According to a study out today, one in 11 adults say that they have no close friends. Here fashion blogger and model Becky Magson, 32, reveals what it’s like to be completely friendless in real life...
Blogger Becky Mason says she has no friends to invite to her wedding [Stuart Wood]
Posing for photos at a glamorous fashion event, surrounded by industry big hitters and other fashion bloggers, I couldn’t help be struck by the contrast to my real life. Here I seemed confident, popular and with a life many would** **. In reality the moment I left the event I was going home and, with my fiancé Sean away on business, would be spending the evening with just my pet guinea pig and rabbit for company.
Because the truth is even though I’m a successful model and blogger with over 2,000 Twitter and blog followers, and 600 ‘friends’ on Facebook, the sad truth is I haven’t got a single ‘real’ friend. There’s no one I can meet up with for a cocktail after work, and I never have had a birthday party as an adult. I’ve been engaged for over a decade now which I'm aware is a long time. It's mortifying to admit, but one of the main reasons I've been putting it off is that I’m ashamed I will have no one to invite but my family. How tragic is that? I know I’m in a rut - I crave friendship and hate being lonely, but I’m scared to take that leap, lay myself bare and try to make new friends.
And it seems I’m not the only one. A recent survey from the Office of National Statistics found that British people are among the most lonely in Europe. Only 58 per cent say they feel connected to people in their area with one in eight saying they have no one to turn to in a crisis.
Growing up I had a tight knit group of school friends and never had a problem meeting new people. But an unprovoked physical attack by a gang of teenagers when I was 16 changed my life overnight. I became anxious about going out again, terrified I’d be attacked again. At first friends would come to my house to keep me company, but quickly they got bored. I didn’t blame them. They wanted to be out clubbing, meeting guys and making new friends. And I just wasn’t the same vivacious, confident person I’d once been. Understandably, they slowly drifted away.

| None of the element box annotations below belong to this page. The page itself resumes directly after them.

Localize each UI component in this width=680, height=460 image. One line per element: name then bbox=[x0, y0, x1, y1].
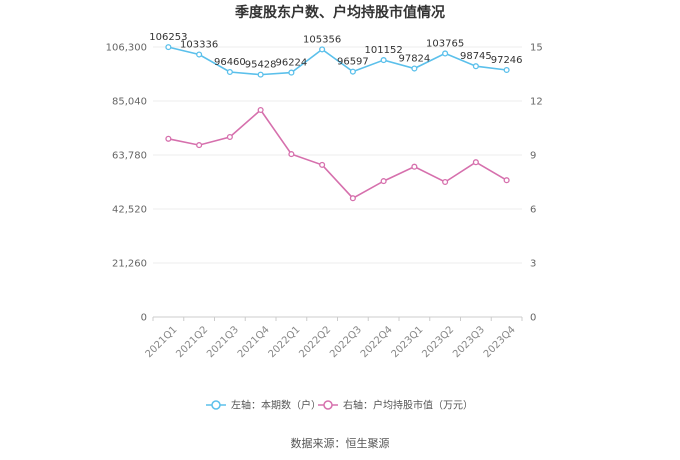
legend-label: 右轴：户均持股市值（万元） bbox=[343, 399, 473, 412]
data-point bbox=[319, 46, 326, 53]
data-point bbox=[380, 178, 387, 185]
series-line bbox=[168, 108, 508, 200]
data-point bbox=[226, 68, 233, 76]
right-tick-label: 3 bbox=[530, 259, 536, 270]
chart-title: 季度股东户数、户均持股市值情况 bbox=[234, 4, 445, 21]
legend: 左轴：本期数（户） 右轴：户均持股市值（万元） bbox=[206, 399, 473, 412]
right-tick-label: 12 bbox=[530, 97, 543, 108]
series-2 bbox=[165, 106, 510, 202]
data-label: 103336 bbox=[180, 40, 218, 51]
data-point bbox=[472, 63, 479, 70]
data-point bbox=[503, 66, 510, 74]
right-tick-label: 9 bbox=[530, 151, 536, 162]
data-point bbox=[442, 178, 449, 186]
left-axis: 0 21,260 42,520 63,780 85,040 106,300 bbox=[106, 43, 147, 324]
data-point bbox=[196, 142, 203, 149]
x-tick-label: 2023Q2 bbox=[420, 324, 456, 360]
data-point bbox=[380, 57, 387, 64]
legend-item-1: 左轴：本期数（户） bbox=[206, 399, 321, 412]
right-tick-label: 0 bbox=[530, 313, 536, 324]
x-tick-label: 2023Q4 bbox=[482, 324, 518, 360]
data-label: 96460 bbox=[214, 57, 246, 68]
right-axis: 0 3 6 9 12 15 bbox=[530, 43, 543, 324]
x-tick-label: 2022Q1 bbox=[267, 324, 303, 360]
left-tick-label: 0 bbox=[141, 313, 147, 324]
data-label: 105356 bbox=[303, 34, 341, 45]
series-layer: 1062531033369646095428962241053569659710… bbox=[149, 32, 523, 202]
x-axis: 2021Q12021Q22021Q32021Q42022Q12022Q22022… bbox=[144, 317, 523, 360]
series-1: 1062531033369646095428962241053569659710… bbox=[149, 32, 523, 78]
x-tick-label: 2021Q1 bbox=[144, 324, 180, 360]
data-point bbox=[411, 65, 418, 72]
x-tick-label: 2022Q3 bbox=[328, 324, 364, 360]
data-point bbox=[288, 69, 295, 76]
x-tick-label: 2023Q3 bbox=[451, 324, 487, 360]
right-tick-label: 15 bbox=[530, 43, 543, 54]
data-point bbox=[503, 177, 510, 184]
data-point bbox=[288, 151, 295, 158]
data-label: 96224 bbox=[275, 58, 307, 69]
data-point bbox=[442, 50, 449, 57]
data-point bbox=[349, 195, 356, 202]
left-tick-label: 106,300 bbox=[106, 43, 147, 54]
left-tick-label: 21,260 bbox=[112, 259, 147, 270]
data-label: 103765 bbox=[426, 38, 464, 49]
data-label: 97246 bbox=[491, 55, 523, 66]
data-point bbox=[196, 51, 203, 58]
data-label: 98745 bbox=[460, 51, 492, 62]
data-point bbox=[257, 106, 264, 114]
data-point bbox=[257, 71, 264, 78]
legend-item-2: 右轴：户均持股市值（万元） bbox=[318, 399, 473, 412]
left-tick-label: 63,780 bbox=[112, 151, 147, 162]
legend-label: 左轴：本期数（户） bbox=[231, 399, 321, 412]
left-tick-label: 42,520 bbox=[112, 205, 147, 216]
data-point bbox=[319, 161, 326, 168]
data-label: 97824 bbox=[398, 54, 430, 65]
x-tick-label: 2022Q2 bbox=[297, 324, 333, 360]
data-point bbox=[165, 44, 172, 51]
data-point bbox=[472, 159, 479, 166]
left-tick-label: 85,040 bbox=[112, 97, 147, 108]
data-point bbox=[411, 163, 418, 170]
data-point bbox=[349, 68, 356, 75]
data-label: 101152 bbox=[365, 45, 403, 56]
legend-marker bbox=[323, 400, 333, 410]
data-label: 96597 bbox=[337, 57, 369, 68]
series-line bbox=[168, 46, 507, 76]
data-point bbox=[165, 135, 172, 142]
data-point bbox=[226, 133, 233, 141]
x-tick-label: 2023Q1 bbox=[390, 324, 426, 360]
data-label: 95428 bbox=[245, 60, 277, 71]
x-tick-label: 2021Q3 bbox=[205, 324, 241, 360]
legend-marker bbox=[211, 400, 221, 410]
x-tick-label: 2021Q4 bbox=[236, 324, 272, 360]
x-tick-label: 2022Q4 bbox=[359, 324, 395, 360]
x-tick-label: 2021Q2 bbox=[174, 324, 210, 360]
right-tick-label: 6 bbox=[530, 205, 536, 216]
data-label: 106253 bbox=[149, 32, 187, 43]
source-note: 数据来源：恒生聚源 bbox=[291, 436, 390, 450]
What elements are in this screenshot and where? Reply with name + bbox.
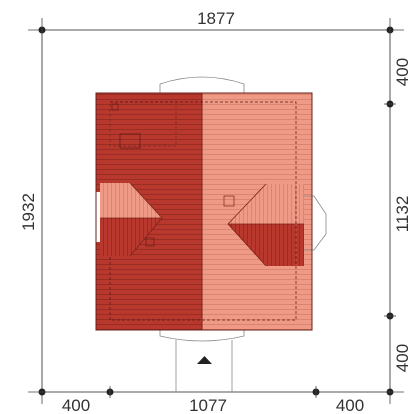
entrance-path <box>159 330 245 392</box>
right-dimension: 400 1132 400 <box>384 18 412 404</box>
entrance-arrow-icon <box>197 356 212 364</box>
vent <box>145 237 155 247</box>
left-wall-recess <box>93 192 102 242</box>
roof-outline <box>95 92 313 331</box>
top-terrace-outline <box>159 76 245 93</box>
right-top-label: 400 <box>393 58 412 86</box>
vent <box>111 103 119 111</box>
roof-window <box>223 195 235 207</box>
chimney <box>119 133 141 149</box>
wall-outline <box>109 101 297 321</box>
right-bottom-label: 400 <box>393 344 412 372</box>
left-dormer <box>100 182 163 257</box>
bottom-right-label: 400 <box>336 396 364 414</box>
total-depth-label: 1932 <box>19 193 38 231</box>
left-dimension: 1932 <box>19 18 46 404</box>
top-dimension: 1877 <box>28 9 404 34</box>
total-width-label: 1877 <box>197 9 235 28</box>
bottom-middle-label: 1077 <box>189 396 227 414</box>
right-middle-label: 1132 <box>393 196 412 233</box>
bottom-left-label: 400 <box>62 396 90 414</box>
bottom-dimension: 400 1077 400 <box>28 386 404 414</box>
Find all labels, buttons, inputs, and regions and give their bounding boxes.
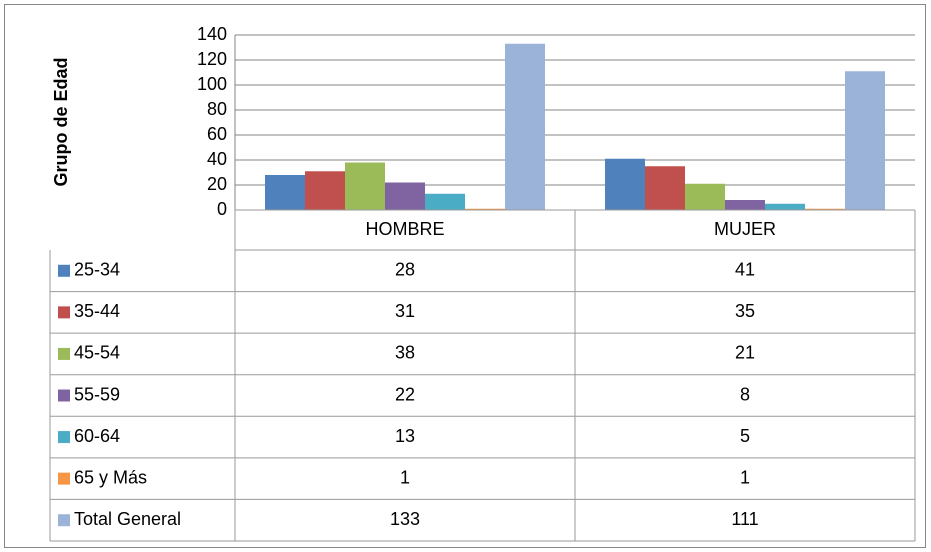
bar (305, 171, 345, 210)
y-tick-label: 140 (197, 24, 227, 44)
y-tick-label: 40 (207, 149, 227, 169)
table-value: 31 (395, 301, 415, 321)
table-value: 21 (735, 343, 755, 363)
y-tick-label: 80 (207, 99, 227, 119)
table-value: 133 (390, 509, 420, 529)
bar (265, 175, 305, 210)
chart-border (4, 4, 926, 548)
y-tick-label: 120 (197, 49, 227, 69)
legend-swatch (58, 306, 70, 319)
table-value: 38 (395, 343, 415, 363)
table-value: 22 (395, 384, 415, 404)
bar (845, 71, 885, 210)
table-value: 41 (735, 260, 755, 280)
bar (465, 208, 505, 210)
x-tick-label: MUJER (714, 219, 776, 239)
legend-label: 65 y Más (74, 467, 147, 487)
table-value: 111 (731, 509, 758, 529)
bar (505, 43, 545, 210)
bar (645, 166, 685, 210)
y-tick-label: 100 (197, 74, 227, 94)
legend-swatch (58, 431, 70, 444)
bar (805, 208, 845, 210)
legend-swatch (58, 347, 70, 360)
legend-swatch (58, 472, 70, 485)
bar (385, 182, 425, 210)
y-tick-label: 0 (217, 199, 227, 219)
legend-swatch (58, 264, 70, 277)
bar (765, 203, 805, 210)
legend-label: Total General (74, 509, 181, 529)
legend-swatch (58, 514, 70, 527)
table-value: 5 (740, 426, 750, 446)
table-value: 1 (400, 467, 410, 487)
legend-label: 45-54 (74, 343, 120, 363)
legend-label: 60-64 (74, 426, 120, 446)
bar (605, 158, 645, 210)
legend-label: 25-34 (74, 260, 120, 280)
table-value: 1 (740, 467, 750, 487)
bar (685, 183, 725, 210)
table-value: 13 (395, 426, 415, 446)
y-axis-label: Grupo de Edad (51, 57, 71, 186)
bar (345, 162, 385, 210)
table-value: 35 (735, 301, 755, 321)
table-value: 8 (740, 384, 750, 404)
legend-swatch (58, 389, 70, 402)
legend-label: 55-59 (74, 384, 120, 404)
table-value: 28 (395, 260, 415, 280)
bar (725, 200, 765, 210)
y-tick-label: 20 (207, 174, 227, 194)
bar (425, 193, 465, 210)
x-tick-label: HOMBRE (365, 219, 444, 239)
legend-label: 35-44 (74, 301, 120, 321)
y-tick-label: 60 (207, 124, 227, 144)
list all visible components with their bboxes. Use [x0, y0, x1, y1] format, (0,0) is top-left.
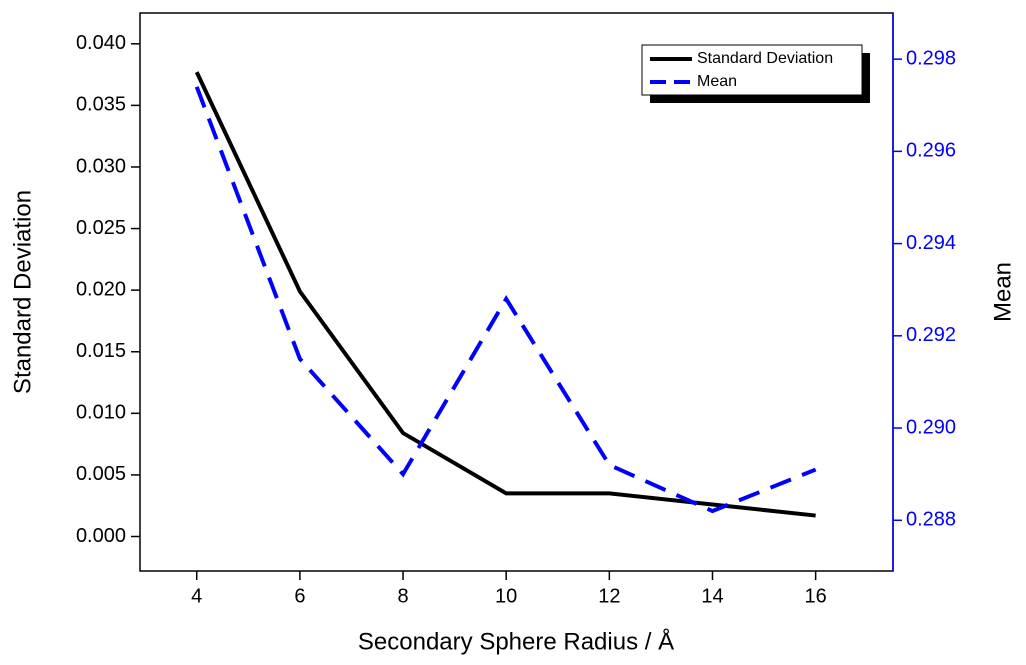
y-tick-label: 0.010: [76, 402, 126, 424]
legend-label: Standard Deviation: [697, 50, 833, 67]
y-tick-label: 0.040: [76, 32, 126, 54]
y2-tick-label: 0.296: [906, 140, 956, 162]
y-axis-title: Standard Deviation: [9, 190, 36, 394]
y-tick-label: 0.020: [76, 278, 126, 300]
y-tick-label: 0.025: [76, 217, 126, 239]
y-tick-label: 0.005: [76, 463, 126, 485]
x-tick-label: 14: [701, 585, 723, 607]
series-line: [194, 86, 817, 514]
y2-tick-label: 0.294: [906, 232, 956, 254]
x-tick-label: 10: [495, 585, 517, 607]
y2-tick-label: 0.290: [906, 416, 956, 438]
x-tick-label: 16: [805, 585, 827, 607]
y2-tick-label: 0.298: [906, 47, 956, 69]
y2-axis-title: Mean: [989, 262, 1016, 322]
legend-label: Mean: [697, 73, 737, 90]
x-tick-label: 12: [598, 585, 620, 607]
x-tick-label: 8: [397, 585, 408, 607]
y-tick-label: 0.015: [76, 340, 126, 362]
y-tick-label: 0.000: [76, 525, 126, 547]
y-tick-label: 0.030: [76, 155, 126, 177]
y2-tick-label: 0.292: [906, 324, 956, 346]
series-line: [194, 71, 816, 518]
x-tick-label: 6: [294, 585, 305, 607]
x-tick-label: 4: [191, 585, 202, 607]
x-axis-title: Secondary Sphere Radius / Å: [358, 627, 674, 655]
y-tick-label: 0.035: [76, 94, 126, 116]
y2-tick-label: 0.288: [906, 509, 956, 531]
legend-box: [641, 44, 863, 96]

And then I met Sean… his brother is married to my sister and although our paths had crossed at family events, one day it just felt like the dynamic had changed and we were quickly inseparable. I threw myself into the relationship and he became my boyfriend and best friend wrapped up in one. While the anxiety about going out and socialising subsided, I poured all my energies into my relantionship with Sean, and convinced myself I didn’t need friends. It just felt like he was enough, so the impetus to rebuild old friendships or make new ones passed me by.
So while former mates started university or got office jobs, forging the adult friendships they still have today, I used my relationship as a security blanket, missing those crucial opportunities which I realised too late happen less and less the older we get.
Sean and I quickly moved in together and I started up an internet business from home launching my blog, beckysboudoir.com, where I review and model lingerie. Professionally I’m doing really well. Yet I’ve inadvertently created a ‘perfect storm’ of loneliness: working from home, with no colleagues to form new friendships with, I’ve become increasingly isolated. If you looked at my social media presence you’d never guess I’m so lonely - I exchange chatty tweets with my followers, I’m photographed at industry events and I post photos from my blog shoots.
[Many lonely people appear popular on social media / Picture: Getty]
I appear busy and successful, which I am, but if people assume that means I’m popular and have an equally fulfilling social life, they’re wrong. It’s a deceptive landscape. My relationships with people online are superficial. They’re interested in my work and my brand, not who I really am. Most I’ve never met. And now it makes me desperately sad. I miss female company, and that unique bond you have with a really good friend. I adore Sean, but I do feel like I am missing out on the kind of laughs you have with a girlfriend, the hours you can pass just chatting about nonsense.
I do interact with people at networking events and fashion shows, and I do regular photoshoots for the blog, but despite coming across as chatty and sociable I’m afraid to cross the work line and suggest meeting up for a drink or swapping numbers. What if they think I’m weird? Being lonely is such a taboo word in today’s busy, sociable world, we’re suspicious of people who can’t connect to the world around them, presuming there must be something ‘wrong’ with them. I'm worried people will think I'm desperate for friendship and then think I'm pathetic and reject me.
Sure, I have a great social life with Sean – we like to go to concerts, eat out and walk at weekends – Sean has lots of friends, and of course they have wives and girlfriends. But I panic at the thought of being paired off with one of them, with a pressure to bond just because our partners are friends. It feels so unnatural and he knows that, so he tends to socialise with his friends separately and I stay at home. This makes the cycle of loneliness even worse, but I am still too scared to take those first steps to socialise. Sean knows how I'm feeling but we don’t really talk about my loneliness any more. I’ve been this way more or less since I met him and he’s so sweet I think he avoids raising it because he doesn’t want to upset me or make me feel under pressure to do something about it.
I think it's interesting that there are now friend dating events to try and solve the increasing 'loneliness' problem in society, but I wouldn't have the courage to go. That tortorous self-doubt is always there. What If people don’t like me, and I’m just not friendship material anymore because it’s been so long since I one?